Fixing doesn’t fix a thing. At best, it postpones the inevitable. At worst, it’s deadly.
I killed a mouse yesterday. I didn’t relish the task so I did it quickly. I did it because the mouse was caught in a trap, its back leg caught when the metal bar snapped shut.
The little guy was moving around pretty good on three legs, trying to get free, but I could see it wasn’t going anywhere. My mind flashed to another mouse in another trap.

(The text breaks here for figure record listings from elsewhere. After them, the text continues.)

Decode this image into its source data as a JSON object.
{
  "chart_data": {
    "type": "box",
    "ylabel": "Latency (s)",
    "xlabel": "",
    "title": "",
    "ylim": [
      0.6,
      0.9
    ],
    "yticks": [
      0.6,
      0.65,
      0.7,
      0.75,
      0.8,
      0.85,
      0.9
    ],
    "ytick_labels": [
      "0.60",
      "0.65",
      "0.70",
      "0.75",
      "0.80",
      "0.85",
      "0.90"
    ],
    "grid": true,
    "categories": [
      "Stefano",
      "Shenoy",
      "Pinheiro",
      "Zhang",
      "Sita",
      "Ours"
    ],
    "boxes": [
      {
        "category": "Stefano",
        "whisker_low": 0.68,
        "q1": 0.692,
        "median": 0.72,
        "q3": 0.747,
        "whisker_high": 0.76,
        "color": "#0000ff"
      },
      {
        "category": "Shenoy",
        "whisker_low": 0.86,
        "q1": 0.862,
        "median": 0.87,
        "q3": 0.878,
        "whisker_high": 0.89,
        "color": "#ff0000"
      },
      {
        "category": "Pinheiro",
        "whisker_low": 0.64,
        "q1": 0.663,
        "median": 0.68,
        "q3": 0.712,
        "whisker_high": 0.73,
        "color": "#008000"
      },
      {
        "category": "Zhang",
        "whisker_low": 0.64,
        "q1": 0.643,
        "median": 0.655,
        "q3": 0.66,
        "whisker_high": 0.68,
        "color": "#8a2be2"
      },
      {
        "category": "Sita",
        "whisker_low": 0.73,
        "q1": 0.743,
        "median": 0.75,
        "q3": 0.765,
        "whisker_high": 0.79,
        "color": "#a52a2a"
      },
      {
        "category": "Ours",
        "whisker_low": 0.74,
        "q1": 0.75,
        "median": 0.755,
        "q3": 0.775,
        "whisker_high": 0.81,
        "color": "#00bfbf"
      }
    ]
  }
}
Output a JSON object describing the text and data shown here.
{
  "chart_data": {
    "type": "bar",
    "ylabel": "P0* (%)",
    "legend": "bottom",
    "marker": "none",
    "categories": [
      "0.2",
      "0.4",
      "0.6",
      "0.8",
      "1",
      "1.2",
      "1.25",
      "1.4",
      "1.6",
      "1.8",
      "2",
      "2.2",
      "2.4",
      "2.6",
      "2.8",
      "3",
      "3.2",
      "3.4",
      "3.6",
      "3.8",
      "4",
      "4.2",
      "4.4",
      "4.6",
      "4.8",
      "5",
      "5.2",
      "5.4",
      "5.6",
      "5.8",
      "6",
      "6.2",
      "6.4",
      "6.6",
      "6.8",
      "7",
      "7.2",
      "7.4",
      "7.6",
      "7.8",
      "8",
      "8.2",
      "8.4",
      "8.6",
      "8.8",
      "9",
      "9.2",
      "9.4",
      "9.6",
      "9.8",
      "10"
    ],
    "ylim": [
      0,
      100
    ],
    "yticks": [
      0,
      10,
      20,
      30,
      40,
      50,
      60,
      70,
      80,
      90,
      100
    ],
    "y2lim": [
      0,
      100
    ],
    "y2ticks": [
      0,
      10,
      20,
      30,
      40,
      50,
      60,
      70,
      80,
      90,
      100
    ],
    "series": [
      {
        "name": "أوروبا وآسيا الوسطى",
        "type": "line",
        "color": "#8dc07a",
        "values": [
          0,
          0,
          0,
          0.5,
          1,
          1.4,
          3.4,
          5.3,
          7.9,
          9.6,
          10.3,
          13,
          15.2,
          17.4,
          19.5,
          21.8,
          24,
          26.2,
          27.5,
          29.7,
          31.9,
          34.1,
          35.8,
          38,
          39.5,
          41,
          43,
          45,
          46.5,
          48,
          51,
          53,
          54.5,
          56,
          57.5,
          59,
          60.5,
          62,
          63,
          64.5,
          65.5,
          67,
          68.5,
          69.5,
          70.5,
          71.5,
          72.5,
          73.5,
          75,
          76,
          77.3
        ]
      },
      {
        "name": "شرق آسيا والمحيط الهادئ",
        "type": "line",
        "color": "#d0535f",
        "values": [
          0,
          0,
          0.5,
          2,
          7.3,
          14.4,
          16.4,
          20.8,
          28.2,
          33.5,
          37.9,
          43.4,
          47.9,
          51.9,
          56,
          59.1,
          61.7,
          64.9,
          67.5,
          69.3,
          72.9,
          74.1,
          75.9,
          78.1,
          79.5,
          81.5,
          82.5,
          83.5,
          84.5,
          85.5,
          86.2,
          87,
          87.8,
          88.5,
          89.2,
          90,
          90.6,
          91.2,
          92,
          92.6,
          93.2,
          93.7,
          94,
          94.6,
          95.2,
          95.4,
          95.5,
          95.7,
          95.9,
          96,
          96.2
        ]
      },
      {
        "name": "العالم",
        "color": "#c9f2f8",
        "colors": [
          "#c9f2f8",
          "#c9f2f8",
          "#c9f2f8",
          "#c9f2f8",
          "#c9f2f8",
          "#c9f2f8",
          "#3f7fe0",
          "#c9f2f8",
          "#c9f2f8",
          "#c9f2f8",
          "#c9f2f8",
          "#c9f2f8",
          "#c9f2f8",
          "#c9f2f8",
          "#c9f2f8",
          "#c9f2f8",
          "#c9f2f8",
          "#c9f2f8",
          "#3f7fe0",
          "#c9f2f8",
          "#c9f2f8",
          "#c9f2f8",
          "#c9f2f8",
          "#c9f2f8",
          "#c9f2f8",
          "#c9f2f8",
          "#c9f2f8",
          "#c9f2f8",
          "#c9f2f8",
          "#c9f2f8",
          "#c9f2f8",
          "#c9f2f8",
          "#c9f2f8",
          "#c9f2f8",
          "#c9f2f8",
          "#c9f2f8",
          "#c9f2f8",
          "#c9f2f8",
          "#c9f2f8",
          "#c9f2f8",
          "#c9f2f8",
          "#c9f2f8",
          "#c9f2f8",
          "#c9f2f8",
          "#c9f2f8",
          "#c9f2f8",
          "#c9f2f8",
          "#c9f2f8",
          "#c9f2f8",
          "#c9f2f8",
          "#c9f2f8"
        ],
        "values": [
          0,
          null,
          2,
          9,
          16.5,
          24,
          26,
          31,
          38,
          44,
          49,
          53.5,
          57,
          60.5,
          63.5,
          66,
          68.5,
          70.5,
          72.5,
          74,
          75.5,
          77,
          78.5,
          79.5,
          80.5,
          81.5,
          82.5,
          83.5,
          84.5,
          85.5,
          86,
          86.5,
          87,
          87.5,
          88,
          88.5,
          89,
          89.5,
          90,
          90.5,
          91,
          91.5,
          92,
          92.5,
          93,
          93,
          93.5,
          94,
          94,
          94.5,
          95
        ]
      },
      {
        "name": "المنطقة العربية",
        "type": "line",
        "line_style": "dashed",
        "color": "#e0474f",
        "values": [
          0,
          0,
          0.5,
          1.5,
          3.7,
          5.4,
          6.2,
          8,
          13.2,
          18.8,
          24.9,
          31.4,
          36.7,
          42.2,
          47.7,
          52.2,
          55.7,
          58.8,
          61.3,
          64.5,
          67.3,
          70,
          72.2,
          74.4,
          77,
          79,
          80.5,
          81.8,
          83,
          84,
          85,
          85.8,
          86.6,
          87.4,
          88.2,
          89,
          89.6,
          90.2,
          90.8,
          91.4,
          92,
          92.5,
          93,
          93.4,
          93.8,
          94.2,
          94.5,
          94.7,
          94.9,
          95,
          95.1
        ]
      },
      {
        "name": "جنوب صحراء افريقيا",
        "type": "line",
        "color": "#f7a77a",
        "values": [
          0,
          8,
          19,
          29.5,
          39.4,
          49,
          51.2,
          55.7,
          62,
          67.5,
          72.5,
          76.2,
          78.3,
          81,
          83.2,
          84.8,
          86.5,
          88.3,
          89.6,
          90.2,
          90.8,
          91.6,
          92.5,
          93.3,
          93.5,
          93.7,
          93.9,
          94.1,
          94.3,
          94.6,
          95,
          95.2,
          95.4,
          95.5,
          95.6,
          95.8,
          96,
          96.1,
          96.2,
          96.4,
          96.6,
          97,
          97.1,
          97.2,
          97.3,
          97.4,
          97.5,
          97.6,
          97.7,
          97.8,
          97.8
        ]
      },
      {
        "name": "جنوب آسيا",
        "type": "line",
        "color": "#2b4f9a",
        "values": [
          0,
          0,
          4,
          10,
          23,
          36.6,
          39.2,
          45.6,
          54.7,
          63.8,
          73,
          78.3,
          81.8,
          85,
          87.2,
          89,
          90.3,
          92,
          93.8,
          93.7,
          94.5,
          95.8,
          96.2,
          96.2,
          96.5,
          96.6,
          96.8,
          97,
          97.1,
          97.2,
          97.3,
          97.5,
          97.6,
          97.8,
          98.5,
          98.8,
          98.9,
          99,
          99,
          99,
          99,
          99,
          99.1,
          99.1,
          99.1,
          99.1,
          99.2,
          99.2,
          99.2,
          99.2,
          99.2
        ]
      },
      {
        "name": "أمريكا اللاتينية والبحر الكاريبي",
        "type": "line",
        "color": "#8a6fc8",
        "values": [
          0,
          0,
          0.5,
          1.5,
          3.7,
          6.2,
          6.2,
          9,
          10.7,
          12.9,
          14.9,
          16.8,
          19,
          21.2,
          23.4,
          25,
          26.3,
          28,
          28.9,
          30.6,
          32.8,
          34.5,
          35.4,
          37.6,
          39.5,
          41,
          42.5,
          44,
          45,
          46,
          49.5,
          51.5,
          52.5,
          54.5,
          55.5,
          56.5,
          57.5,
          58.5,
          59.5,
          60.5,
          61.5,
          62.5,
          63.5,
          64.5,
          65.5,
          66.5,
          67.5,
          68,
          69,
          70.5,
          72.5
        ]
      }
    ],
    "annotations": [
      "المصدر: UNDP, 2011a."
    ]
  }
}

That one didn’t belong inside either; that was the point of the snare. But it was moving about so vigorously in the trap that I took it outside, figuring it would hobble away, lesson learned. It seemed like a good fix. A couple of hours later I went outside to be sure it got away. It didn’t. I found it convulsed in pain, swarmed by ants crawling in and out of it’s mouth and nose. I felt sick. I feel sick remembering it now.
So yesterday I killed a mouse because there was no good fix. I didn’t relish the task so I did it quickly.
Just in case you are overly literal: I’m not suggesting we set traps for children. I’m using unpleasant imagery to say our kids can’t afford to have us fix things for them. Because it’s a trap and they may not be able to survive it. What they require from us is honesty, accountability, decisive action, compassionate love.
If for a month you refuse to bail your kid out, he’ll be surprised, then angry, then hurt, and then he’ll slowly accept that it’s not your job to fix things for him.
And in case you were wondering, don’t expect him to say thanks...not right away.